What about assets posted as margin?
It’s one thing hocking off assets which your client bought with the proceeds of your loan and has asked you to look after: what about assets a client has posted to you explicitly by way of margin for unrelated exposures or liabilities? Surely you can use those, right? Here it depends what kind of margin it was (initial or variation) and how the UCITS transfers it to you in the first place. In a nutshell, variation margin is easy; initial margin a bit more of a trick.
- Title transfer: Needless to say[1] if a UCITS fund posts non-cash assets by title transfer, they are the broker’s to do with as it pleases. But variation margin, these days, tends to be cash, and initial margin presents a problem, because title transfer opens up an unsecured exposure to the broker for the return of the posted assets, and UCITS funds have tight concentration limits for counterparty exposure. So you may find title transfer is not really on the cards for initial margin.
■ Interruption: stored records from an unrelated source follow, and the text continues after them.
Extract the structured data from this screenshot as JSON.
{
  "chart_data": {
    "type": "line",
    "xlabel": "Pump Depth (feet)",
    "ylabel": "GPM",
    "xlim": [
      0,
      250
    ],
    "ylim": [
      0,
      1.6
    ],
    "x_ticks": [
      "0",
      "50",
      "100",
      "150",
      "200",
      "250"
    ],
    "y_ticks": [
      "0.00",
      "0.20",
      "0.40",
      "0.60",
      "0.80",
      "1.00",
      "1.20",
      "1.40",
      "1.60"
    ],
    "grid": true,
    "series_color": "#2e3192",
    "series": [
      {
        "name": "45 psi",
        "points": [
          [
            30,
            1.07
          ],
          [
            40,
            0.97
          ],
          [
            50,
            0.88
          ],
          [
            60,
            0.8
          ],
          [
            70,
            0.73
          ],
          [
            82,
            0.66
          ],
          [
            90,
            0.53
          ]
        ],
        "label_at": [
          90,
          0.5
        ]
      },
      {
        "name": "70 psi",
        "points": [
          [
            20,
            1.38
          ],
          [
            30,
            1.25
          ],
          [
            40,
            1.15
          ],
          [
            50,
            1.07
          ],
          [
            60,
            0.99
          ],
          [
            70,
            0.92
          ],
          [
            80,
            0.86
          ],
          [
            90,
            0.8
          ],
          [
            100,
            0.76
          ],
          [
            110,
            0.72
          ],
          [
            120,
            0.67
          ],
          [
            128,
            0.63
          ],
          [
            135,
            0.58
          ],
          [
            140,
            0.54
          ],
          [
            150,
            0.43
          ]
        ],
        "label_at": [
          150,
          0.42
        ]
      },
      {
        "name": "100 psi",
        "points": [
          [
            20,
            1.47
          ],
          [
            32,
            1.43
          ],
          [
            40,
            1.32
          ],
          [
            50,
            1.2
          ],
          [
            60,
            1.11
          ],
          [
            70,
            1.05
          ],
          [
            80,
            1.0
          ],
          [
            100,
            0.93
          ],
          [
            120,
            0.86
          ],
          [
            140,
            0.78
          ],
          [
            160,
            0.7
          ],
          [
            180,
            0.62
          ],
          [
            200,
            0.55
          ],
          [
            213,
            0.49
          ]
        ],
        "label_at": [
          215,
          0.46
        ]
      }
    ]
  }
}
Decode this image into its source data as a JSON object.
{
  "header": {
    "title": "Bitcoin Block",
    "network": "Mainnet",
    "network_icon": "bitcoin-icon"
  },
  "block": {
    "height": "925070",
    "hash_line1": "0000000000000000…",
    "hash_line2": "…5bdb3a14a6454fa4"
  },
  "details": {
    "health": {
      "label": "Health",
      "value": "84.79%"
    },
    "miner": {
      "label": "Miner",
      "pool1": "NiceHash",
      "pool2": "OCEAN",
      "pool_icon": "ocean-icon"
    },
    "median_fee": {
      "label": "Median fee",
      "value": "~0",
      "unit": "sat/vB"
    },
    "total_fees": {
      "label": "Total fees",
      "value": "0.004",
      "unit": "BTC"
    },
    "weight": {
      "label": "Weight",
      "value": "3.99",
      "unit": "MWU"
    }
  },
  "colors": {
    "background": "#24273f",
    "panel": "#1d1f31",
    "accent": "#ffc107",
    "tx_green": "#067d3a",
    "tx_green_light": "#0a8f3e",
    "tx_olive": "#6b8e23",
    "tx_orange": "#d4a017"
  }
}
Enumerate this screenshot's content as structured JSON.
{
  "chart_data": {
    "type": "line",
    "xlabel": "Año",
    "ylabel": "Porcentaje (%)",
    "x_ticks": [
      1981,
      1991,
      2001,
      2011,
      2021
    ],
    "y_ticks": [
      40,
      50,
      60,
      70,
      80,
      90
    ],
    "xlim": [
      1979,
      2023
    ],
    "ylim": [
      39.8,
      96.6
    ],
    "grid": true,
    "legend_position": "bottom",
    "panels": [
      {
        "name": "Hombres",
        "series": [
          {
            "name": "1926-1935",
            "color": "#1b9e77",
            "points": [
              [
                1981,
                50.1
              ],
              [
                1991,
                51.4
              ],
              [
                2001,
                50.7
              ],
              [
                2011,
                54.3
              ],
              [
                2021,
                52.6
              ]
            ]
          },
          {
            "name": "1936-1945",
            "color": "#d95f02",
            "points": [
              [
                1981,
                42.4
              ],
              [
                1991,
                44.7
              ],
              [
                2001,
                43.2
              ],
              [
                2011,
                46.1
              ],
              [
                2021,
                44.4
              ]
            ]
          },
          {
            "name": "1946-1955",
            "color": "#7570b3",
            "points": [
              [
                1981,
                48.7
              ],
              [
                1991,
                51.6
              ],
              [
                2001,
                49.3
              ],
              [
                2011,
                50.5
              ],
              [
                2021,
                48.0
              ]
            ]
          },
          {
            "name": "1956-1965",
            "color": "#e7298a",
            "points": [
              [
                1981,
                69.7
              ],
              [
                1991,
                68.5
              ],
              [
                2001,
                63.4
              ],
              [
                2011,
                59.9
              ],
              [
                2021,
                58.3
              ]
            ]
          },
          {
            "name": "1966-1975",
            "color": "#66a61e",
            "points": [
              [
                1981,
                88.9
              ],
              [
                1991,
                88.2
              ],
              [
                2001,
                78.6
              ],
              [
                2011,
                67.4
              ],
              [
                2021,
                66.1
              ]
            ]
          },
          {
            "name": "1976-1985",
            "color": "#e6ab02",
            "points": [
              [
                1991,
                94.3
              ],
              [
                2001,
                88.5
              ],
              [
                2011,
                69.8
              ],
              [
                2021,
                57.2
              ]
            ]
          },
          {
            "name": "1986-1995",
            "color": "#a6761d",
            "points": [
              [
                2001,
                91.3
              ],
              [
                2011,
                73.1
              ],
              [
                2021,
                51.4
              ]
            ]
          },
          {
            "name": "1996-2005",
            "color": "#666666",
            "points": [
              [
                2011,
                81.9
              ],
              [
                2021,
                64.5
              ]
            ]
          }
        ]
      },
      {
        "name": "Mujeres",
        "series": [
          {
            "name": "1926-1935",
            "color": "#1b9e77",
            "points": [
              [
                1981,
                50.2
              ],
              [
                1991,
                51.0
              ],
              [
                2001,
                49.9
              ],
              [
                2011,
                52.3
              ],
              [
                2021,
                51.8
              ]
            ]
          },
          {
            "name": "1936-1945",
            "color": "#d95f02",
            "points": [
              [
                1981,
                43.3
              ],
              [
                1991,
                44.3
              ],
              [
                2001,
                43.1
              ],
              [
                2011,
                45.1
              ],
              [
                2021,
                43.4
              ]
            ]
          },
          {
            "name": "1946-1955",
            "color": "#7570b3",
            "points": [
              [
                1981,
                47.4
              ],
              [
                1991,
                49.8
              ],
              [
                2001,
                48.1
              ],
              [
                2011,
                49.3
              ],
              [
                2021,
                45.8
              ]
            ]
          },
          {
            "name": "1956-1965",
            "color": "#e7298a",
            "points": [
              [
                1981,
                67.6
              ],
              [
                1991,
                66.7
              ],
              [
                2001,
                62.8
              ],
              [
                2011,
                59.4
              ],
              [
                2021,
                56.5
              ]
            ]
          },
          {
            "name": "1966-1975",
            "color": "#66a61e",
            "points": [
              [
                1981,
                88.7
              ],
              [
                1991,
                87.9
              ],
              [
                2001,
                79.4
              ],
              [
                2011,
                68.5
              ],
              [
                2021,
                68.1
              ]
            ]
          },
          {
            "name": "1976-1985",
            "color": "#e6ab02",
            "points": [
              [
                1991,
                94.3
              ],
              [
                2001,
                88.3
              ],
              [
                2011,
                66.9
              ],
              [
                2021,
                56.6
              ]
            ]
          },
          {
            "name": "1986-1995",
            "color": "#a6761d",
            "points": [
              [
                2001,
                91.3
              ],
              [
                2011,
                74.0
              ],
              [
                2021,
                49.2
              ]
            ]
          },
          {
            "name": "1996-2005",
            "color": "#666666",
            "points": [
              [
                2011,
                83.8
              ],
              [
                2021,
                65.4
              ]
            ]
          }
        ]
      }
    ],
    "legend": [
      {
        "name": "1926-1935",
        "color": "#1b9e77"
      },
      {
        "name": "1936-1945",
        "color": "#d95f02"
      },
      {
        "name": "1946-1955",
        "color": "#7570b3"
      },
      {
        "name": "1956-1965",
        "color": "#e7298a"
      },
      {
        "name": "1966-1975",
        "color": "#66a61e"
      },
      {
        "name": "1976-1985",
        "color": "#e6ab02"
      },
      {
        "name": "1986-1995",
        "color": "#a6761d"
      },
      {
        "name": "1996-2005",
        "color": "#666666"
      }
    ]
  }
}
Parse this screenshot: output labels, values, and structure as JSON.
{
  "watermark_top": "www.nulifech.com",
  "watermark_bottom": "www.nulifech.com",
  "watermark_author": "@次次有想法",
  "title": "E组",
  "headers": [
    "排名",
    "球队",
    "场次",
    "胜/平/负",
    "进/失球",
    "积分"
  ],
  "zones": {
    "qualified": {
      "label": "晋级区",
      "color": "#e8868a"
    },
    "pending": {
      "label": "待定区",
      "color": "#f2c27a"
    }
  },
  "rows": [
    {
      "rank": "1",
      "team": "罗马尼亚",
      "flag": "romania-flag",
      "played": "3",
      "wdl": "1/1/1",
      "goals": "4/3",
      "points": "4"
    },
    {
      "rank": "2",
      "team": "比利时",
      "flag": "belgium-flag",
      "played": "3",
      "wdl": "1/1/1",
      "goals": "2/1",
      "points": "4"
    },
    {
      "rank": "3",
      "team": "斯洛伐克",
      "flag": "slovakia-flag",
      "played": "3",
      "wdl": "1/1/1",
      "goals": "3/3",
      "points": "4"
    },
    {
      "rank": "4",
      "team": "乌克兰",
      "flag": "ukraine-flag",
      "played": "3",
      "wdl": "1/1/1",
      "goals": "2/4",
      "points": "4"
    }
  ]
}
- Pledge/security interest: Well, if you read literally, Art 22(7) makes this a non-starter too. Even for variation margin. Here's a legal opinion on use of assets in AIFMD and UCITS:
- The regime for UCITS assets is different [to AIFMD]: pursuant [Quotes Article as set out in the panel] It is worth recalling the above rules [in Article 22(7)], in particular to the extent that the ban on the reuse of the UCITS assets for the depositary account should be ensured throughout the chain as it is part of the depositary’s due diligence requirements. Indeed, Article 15(3) of the UCITS V Regulation 2 explicitly foresees that “A depositary shall exercise all due skill, care and diligence in the periodic review and ongoing monitoring to ensure that the third party continues to comply with the criteria provided for in paragraph 2 and the conditions set out in [...] Article 22a(3)(a)-(e) of UCITS V and shall at least: […] (d) monitor compliance with the prohibition laid down in [...] Article 22(7)”.
For Regulatory IM it is probably no biggie that you can’t do anything with it, since you are not meant to do anything with it anyway. The assets are meant to be immobilised, away from the clutches and rehypothecatory designs of your broker and the fragile, feather-weight, jacked-up-on-vega credit-quality of its client. But for ETD it’s a different story: your clearing broker will need to the margin you posted to it down the line to satisfy its own IM requirements to the clearing house and intermediate brokers. If it can’t freely reuse your initial margin, it will have to fund its own. And guess who’s going to pay for that.[2]